Cook safe this holiday season

This is an archived article and the information in the article may be outdated. Please look at the time stamp on the story to see when it was last updated.

NATION – Thanksgiving…let`s face it, it`s all about the food.

And after dinner’s done you want to go shopping at all those blowout sales, not have a blowout of your own.

So we`ve got some tips to keep your meals from coming back to haunt you.

Carol Wolin-Riklin, a UTHealth Dietitian offered some helpful tips:

“With Thanksgiving the biggest the concern is actually the turkey, and it`s so important that people really have a meat thermometer, so that they can check and make sure that not only the turkey, but the stuffing gets to 165 degrees, because you want to kill any bacteria within the meat and poultry.  You don`t want to get sick from E. coli or salmonella

Make sure to keep the prep surfaces clean.

Wolin-Riklin said: “It`s always good to wipe the counters and the surfaces down with hot soapy water after you`ve finished prepping a meal, or if you`ve had cooked food on.”

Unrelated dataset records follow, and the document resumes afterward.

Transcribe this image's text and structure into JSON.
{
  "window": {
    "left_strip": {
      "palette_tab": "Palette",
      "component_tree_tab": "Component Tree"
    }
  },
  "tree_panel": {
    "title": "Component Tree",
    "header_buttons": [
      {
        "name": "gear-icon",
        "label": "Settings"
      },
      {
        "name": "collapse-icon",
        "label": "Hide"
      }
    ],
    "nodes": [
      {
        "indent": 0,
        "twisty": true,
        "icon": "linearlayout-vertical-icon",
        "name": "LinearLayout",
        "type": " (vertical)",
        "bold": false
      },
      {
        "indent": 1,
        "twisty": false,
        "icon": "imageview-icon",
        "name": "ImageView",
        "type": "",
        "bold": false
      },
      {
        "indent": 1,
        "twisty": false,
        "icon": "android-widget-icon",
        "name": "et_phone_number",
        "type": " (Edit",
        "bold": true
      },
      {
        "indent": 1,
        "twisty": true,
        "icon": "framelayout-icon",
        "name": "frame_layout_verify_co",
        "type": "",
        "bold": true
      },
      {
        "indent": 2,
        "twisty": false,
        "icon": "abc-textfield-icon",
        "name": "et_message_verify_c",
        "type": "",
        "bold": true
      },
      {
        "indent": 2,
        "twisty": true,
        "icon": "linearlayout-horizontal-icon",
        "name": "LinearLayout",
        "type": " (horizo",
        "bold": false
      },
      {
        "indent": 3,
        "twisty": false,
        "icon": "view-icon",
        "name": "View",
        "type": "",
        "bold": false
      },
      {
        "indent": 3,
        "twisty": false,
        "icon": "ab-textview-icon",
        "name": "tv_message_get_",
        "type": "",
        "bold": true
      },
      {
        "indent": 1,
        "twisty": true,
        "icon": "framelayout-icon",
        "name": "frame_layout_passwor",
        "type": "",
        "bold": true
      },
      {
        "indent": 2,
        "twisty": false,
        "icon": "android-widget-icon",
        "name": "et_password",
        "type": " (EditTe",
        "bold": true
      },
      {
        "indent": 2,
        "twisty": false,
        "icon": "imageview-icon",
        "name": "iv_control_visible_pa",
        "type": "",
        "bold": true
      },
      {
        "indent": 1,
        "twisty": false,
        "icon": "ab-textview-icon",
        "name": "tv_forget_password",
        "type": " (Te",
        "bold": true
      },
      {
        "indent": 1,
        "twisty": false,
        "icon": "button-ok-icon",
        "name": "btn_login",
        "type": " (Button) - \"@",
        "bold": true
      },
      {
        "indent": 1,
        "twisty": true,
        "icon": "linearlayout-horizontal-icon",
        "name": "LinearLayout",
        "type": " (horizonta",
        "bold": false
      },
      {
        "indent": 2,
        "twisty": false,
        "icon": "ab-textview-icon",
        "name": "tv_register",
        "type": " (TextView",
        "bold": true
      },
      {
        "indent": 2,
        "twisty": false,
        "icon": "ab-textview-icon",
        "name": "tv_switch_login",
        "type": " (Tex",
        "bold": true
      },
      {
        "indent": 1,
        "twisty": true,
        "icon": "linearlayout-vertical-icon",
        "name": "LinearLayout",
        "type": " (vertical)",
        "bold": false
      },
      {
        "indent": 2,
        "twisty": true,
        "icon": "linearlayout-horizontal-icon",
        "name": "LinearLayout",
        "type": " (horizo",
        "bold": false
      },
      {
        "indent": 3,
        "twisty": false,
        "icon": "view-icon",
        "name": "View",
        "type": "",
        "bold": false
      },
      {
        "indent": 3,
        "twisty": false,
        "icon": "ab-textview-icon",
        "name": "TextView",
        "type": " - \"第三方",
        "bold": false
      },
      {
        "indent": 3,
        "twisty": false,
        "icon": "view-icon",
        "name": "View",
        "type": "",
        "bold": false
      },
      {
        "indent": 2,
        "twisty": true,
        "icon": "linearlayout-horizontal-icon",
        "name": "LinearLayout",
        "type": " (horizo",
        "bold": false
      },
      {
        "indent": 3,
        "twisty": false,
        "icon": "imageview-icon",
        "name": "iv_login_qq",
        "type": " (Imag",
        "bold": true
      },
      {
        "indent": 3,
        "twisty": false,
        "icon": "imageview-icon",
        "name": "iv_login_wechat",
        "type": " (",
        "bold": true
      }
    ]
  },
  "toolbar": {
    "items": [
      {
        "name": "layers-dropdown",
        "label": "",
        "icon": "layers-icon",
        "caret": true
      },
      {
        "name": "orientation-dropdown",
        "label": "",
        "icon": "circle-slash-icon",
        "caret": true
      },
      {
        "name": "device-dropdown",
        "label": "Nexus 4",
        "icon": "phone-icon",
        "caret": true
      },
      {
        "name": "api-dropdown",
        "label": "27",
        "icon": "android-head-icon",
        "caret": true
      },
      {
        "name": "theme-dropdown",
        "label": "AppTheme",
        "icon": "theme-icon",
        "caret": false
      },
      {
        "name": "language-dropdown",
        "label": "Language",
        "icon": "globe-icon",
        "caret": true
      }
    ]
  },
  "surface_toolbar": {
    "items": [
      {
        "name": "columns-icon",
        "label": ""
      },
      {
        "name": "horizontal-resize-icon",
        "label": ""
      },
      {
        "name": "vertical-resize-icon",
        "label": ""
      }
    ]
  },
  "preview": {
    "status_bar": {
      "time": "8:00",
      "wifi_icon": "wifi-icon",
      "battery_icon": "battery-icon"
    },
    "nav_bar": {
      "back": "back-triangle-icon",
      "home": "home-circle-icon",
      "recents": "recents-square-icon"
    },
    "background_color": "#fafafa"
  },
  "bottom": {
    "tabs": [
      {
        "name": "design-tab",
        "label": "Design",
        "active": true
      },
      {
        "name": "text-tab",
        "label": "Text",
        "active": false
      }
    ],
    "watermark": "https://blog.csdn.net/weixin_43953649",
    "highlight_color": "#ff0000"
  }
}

It`s always nice to bring a dish with you for a meal with friends or family, just make sure to cook it through before taking it over.

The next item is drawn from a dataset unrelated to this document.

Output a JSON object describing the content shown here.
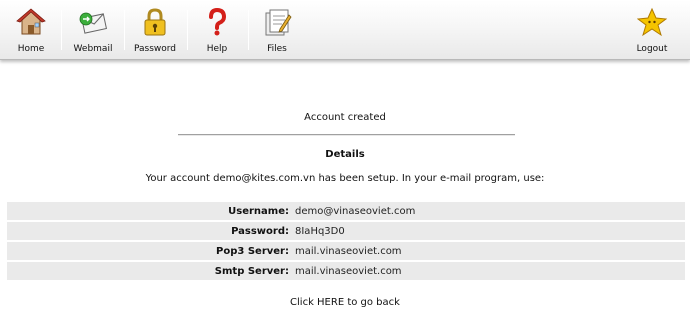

Wolin-Riklin said: “You don`t want to take a partially cooked food item and carry it at room temperature, and then reheat it.”

Having a buffet?  don`t leave food out for more than two hours.

Wolin-Riklin Said: “Just put out smaller shallow plates of food and after 2 hours discard the food and put fresh food out.”

ANd let`s not forget one of the big joys of the thanksgiving meal… left overs.

Wolin-Riklin Said: “Leftovers are generally good for about 3 to 4 days.  Meats, poultry and side dishes may not look funny, or smell funny, or have a glossy texture to them, but it doesn`t mean that they`re safe to eat; they can still make you sick.

Just a little bit of prevention will ensure that the only food you see a second time are the left overs.